All this may sound macabre and morose, but in actuality it keeps you on your toes. Almost every person with diabetes that I’ve met who manages a well-balanced control of their blood sugar, gets regular exercise, and has stress lowered, seems to be correspondingly energetic and cheerful. Just look at the famous people with diabetes: Halle Berry, Mary Tyler Moore, Jerry Mathers of “Leave It To Beaver”… they all project this. Perhaps it has something partly to do with daily turning around and facing the possibility of death and not running away. It is like a Buddhist koan, an intimate comprehension of the ending of things right there a finger’s breadth away. And with the recognition of this ending, a converse eye opening to the breath of life. You can’t help but live awake and full if you face the reality of being snuffed out. Diabetes helps to remind you that, as Buckminster Fuller mused, “I seem to be a verb”. This body, doing all these unconventional misdemeanors, occupies space as a swarm of ideas, even the sensation of physicality but a synapse of one idea relating its theorem to another idea. Sitting in the midst of that swarm is the globule of the self, like an astronaut, drifting like light through the aether. You have to harness the gist of who you are and feed it with reminders of its own ephemerality, to rein it in and determine how the life you have been given, but a mere gesture, is to be lived. Reminders, although they can be scary, are good.
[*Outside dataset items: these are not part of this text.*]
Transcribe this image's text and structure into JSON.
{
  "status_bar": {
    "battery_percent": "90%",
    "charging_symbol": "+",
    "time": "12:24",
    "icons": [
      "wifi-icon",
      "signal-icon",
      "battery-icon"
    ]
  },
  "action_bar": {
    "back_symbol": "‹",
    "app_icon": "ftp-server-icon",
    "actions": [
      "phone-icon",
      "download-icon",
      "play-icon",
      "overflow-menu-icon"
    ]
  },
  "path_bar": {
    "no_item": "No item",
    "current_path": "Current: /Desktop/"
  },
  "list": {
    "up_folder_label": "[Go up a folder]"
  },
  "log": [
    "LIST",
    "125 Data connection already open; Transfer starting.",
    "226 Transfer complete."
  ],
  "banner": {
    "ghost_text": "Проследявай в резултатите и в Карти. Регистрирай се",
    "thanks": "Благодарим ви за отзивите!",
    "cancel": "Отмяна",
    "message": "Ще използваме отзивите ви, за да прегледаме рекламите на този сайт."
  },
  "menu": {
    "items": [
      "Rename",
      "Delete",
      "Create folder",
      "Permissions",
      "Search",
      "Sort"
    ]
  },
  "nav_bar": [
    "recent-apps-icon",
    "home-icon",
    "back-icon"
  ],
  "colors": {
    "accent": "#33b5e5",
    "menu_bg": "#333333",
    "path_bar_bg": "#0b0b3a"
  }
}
They scoot the pebble across the pavement.

On the twenty minute walk from Shin Okubo station near the hospital to the hospital, I often pass a wizened old homeless woman huddled on the sidewalk. She never looks up and usually barely moves. Her clothes and skin are always dark with filth and drool often slips down the side of her lips. One time I found her passed out on the verge of the street, cars passing just an arm’s length away from her head. No one passing by made a move to help her. Since there was a police box a minute away I ran over there and told the officer in charge about the old woman. He laughed, as if she was a common problem, and told me that he would send someone over. I wrestled with going back to see that she was taken care of or rushing on to my hospital appointment. I decided to get to the hospital appointment, but to this day I feel I missed an opportunity of squarely facing life, of relating my experiences in the hospital and with the quirks of diabetes to the reality of a little old woman whose inability to rise to the challenge of her daily brushes with death. It is a bridge that crosses a vast, but incremental gap; and if I can but cross that bridge I will have discovered the very justification for such a disease as diabetes.